The studies also reveal that timing of intervention had an effect on the measured outcomes. Administration of EPA or DHA for 5 weeks during the early stages of weight gain did not have a robust effect on B-cell frequency, antibody production, and ex vivo cytokine secretion. On the other hand, prolonged exposure for 10 weeks significantly increased the functional outcomes of EPA and DHA. These results may explain some of the inconsistencies in the literature on the efficacy of EPA and DHA. For instance, several clinical studies have relied on short-term intervention while others have used long-term intervention (38–40). The differences in time may also reflect the age and the metabolic profile of the animals. Some studies have focused on moderately overweight individuals while others on more obese people (26, 41). Thus, the data suggest that future clinical trials targeting humoral immunity and likely other aspects of immunity with n-3 PUFAs will have to account for timing of intervention and the cohort of individuals that are being targeted.
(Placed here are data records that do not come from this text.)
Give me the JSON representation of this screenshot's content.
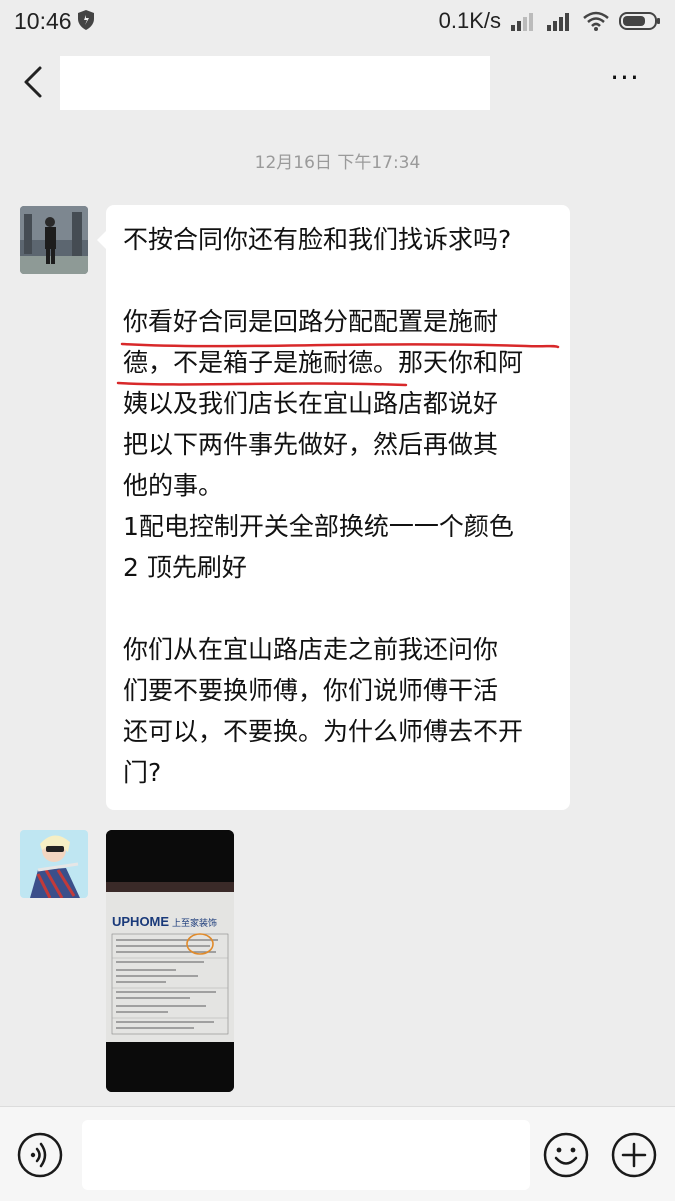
{
  "status_bar": {
    "time": "10:46",
    "net_speed": "0.1K/s"
  },
  "header": {
    "title": "",
    "more_label": "···"
  },
  "chat": {
    "timestamp": "12月16日 下午17:34",
    "message_lines": [
      "不按合同你还有脸和我们找诉求吗?",
      "",
      "你看好合同是回路分配配置是施耐",
      "德，不是箱子是施耐德。那天你和阿",
      "姨以及我们店长在宜山路店都说好",
      "把以下两件事先做好，然后再做其",
      "他的事。",
      "1配电控制开关全部换统一一个颜色",
      "2 顶先刷好",
      "",
      "你们从在宜山路店走之前我还问你",
      "们要不要换师傅，你们说师傅干活",
      "还可以，不要换。为什么师傅去不开",
      "门?"
    ],
    "image_message": {
      "brand": "UPHOME",
      "brand_cn": "上至家装饰"
    }
  },
  "colors": {
    "underline": "#d8282a",
    "background": "#ededed",
    "bubble": "#ffffff"
  }
}
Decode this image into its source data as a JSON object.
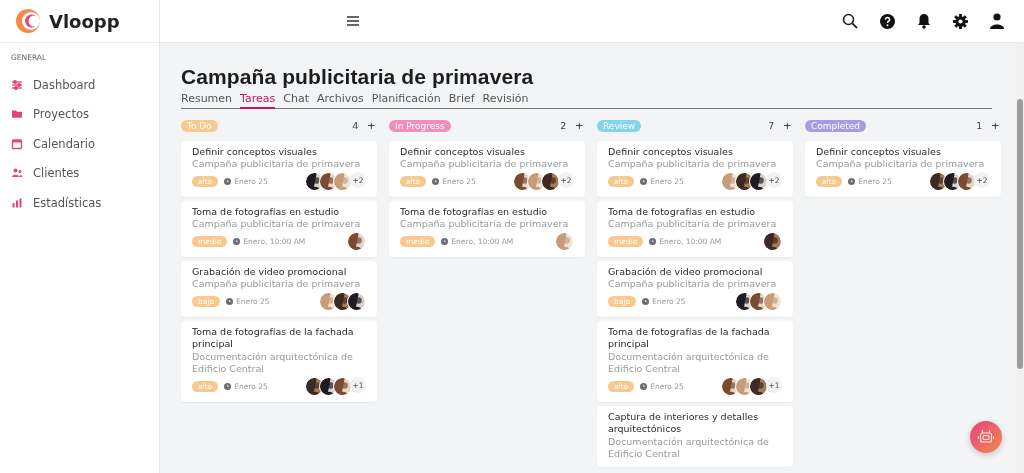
{
  "brand": {
    "name": "Vloopp"
  },
  "sidebar": {
    "section": "GENERAL",
    "items": [
      {
        "label": "Dashboard",
        "kind": "sliders"
      },
      {
        "label": "Proyectos",
        "kind": "folder"
      },
      {
        "label": "Calendario",
        "kind": "calendar"
      },
      {
        "label": "Clientes",
        "kind": "users"
      },
      {
        "label": "Estadísticas",
        "kind": "chart"
      }
    ]
  },
  "page": {
    "title": "Campaña publicitaria de primavera"
  },
  "tabs": [
    {
      "label": "Resumen",
      "selected": false
    },
    {
      "label": "Tareas",
      "selected": true
    },
    {
      "label": "Chat",
      "selected": false
    },
    {
      "label": "Archivos",
      "selected": false
    },
    {
      "label": "Planificación",
      "selected": false
    },
    {
      "label": "Brief",
      "selected": false
    },
    {
      "label": "Revisión",
      "selected": false
    }
  ],
  "columns": [
    {
      "name": "To Do",
      "color": "#f8c88e",
      "count": "4",
      "add": "+",
      "cards": [
        {
          "title": "Definir conceptos visuales",
          "subtitle": "Campaña publicitaria de primavera",
          "priority": "alto",
          "date": "Enero 25",
          "extra": "+2"
        },
        {
          "title": "Toma de fotografías en estudio",
          "subtitle": "Campaña publicitaria de primavera",
          "priority": "medio",
          "date": "Enero, 10:00 AM"
        },
        {
          "title": "Grabación de video promocional",
          "subtitle": "Campaña publicitaria de primavera",
          "priority": "bajo",
          "date": "Enero 25"
        },
        {
          "title": "Toma de fotografías de la fachada principal",
          "subtitle": "Documentación arquitectónica de Edificio Central",
          "priority": "alto",
          "date": "Enero 25",
          "extra": "+1"
        }
      ]
    },
    {
      "name": "In Progress",
      "color": "#f08fba",
      "count": "2",
      "add": "+",
      "cards": [
        {
          "title": "Definir conceptos visuales",
          "subtitle": "Campaña publicitaria de primavera",
          "priority": "alto",
          "date": "Enero 25",
          "extra": "+2"
        },
        {
          "title": "Toma de fotografías en estudio",
          "subtitle": "Campaña publicitaria de primavera",
          "priority": "medio",
          "date": "Enero, 10:00 AM"
        }
      ]
    },
    {
      "name": "Review",
      "color": "#84d4ec",
      "count": "7",
      "add": "+",
      "cards": [
        {
          "title": "Definir conceptos visuales",
          "subtitle": "Campaña publicitaria de primavera",
          "priority": "alto",
          "date": "Enero 25",
          "extra": "+2"
        },
        {
          "title": "Toma de fotografías en estudio",
          "subtitle": "Campaña publicitaria de primavera",
          "priority": "medio",
          "date": "Enero, 10:00 AM"
        },
        {
          "title": "Grabación de video promocional",
          "subtitle": "Campaña publicitaria de primavera",
          "priority": "bajo",
          "date": "Enero 25"
        },
        {
          "title": "Toma de fotografías de la fachada principal",
          "subtitle": "Documentación arquitectónica de Edificio Central",
          "priority": "alto",
          "date": "Enero 25",
          "extra": "+1"
        },
        {
          "title": "Captura de interiores y detalles arquitectónicos",
          "subtitle": "Documentación arquitectónica de Edificio Central"
        }
      ]
    },
    {
      "name": "Completed",
      "color": "#a89be6",
      "count": "1",
      "add": "+",
      "cards": [
        {
          "title": "Definir conceptos visuales",
          "subtitle": "Campaña publicitaria de primavera",
          "priority": "alto",
          "date": "Enero 25",
          "extra": "+2"
        }
      ]
    }
  ]
}
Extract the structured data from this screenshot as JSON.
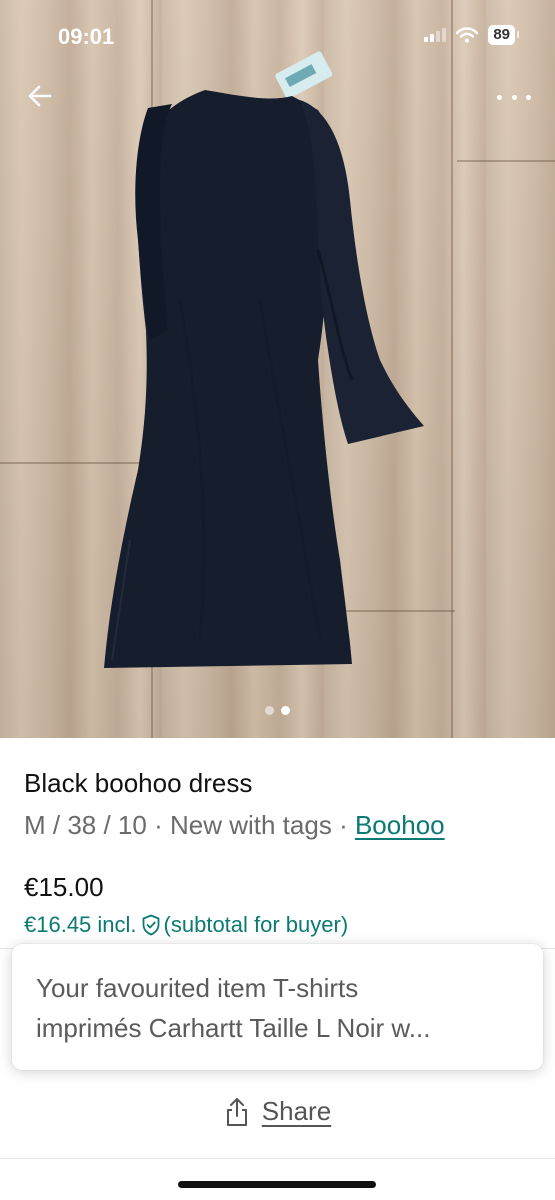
{
  "status_bar": {
    "time": "09:01",
    "battery": "89"
  },
  "photo": {
    "page_index": 2,
    "page_count": 2
  },
  "item": {
    "title": "Black boohoo dress",
    "size": "M / 38 / 10",
    "condition": "New with tags",
    "separator": "·",
    "brand": "Boohoo",
    "price": "€15.00",
    "price_incl": "€16.45 incl.",
    "price_incl_note": "(subtotal for buyer)"
  },
  "toast": {
    "line1": "Your favourited item T-shirts",
    "line2": "imprimés Carhartt Taille L Noir w..."
  },
  "actions": {
    "share_label": "Share"
  },
  "colors": {
    "accent": "#0b7a75",
    "dress": "#161e2e"
  },
  "icons": {
    "back": "arrow-left-icon",
    "more": "more-horizontal-icon",
    "share": "share-icon",
    "shield": "shield-check-icon"
  }
}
An unexpected finding was that the two HF diets, in the absence of EPA and DHA, had no influence on B-cell activity. Several studies report that HF diets dysregulate B-cell driven humoral immunity (42, 43). Winer et al. (43) demonstrated that HF diets promote the accumulation of B cells in the adipose tissue that secrete pathogenic autoantibodies. We measured CD19 mRNA expression in the adipose and did not find an increase in its expression (data not shown). DeFuria et al. (44) demonstrated that HF diets increase ex vivo B-cell cytokine secretion. The data from our lab are not in complete agreement with the studies by Winer et al. (43) and DeFuria et al. (44). The discrepancy between our findings and the two aforementioned studies may be due to differences between the composition and the levels of the fat source (43, 44). This study relied on a moderate dose of milkfat (45% of total kilocalories), modeling human consumption, whereas others have used HF diets (60% of total kilocalories from fat) enriched in lard (45). The unexpected results open a new area of investigation; that is, the possibility that dietary fat composition and content have differential effects on B-cell function.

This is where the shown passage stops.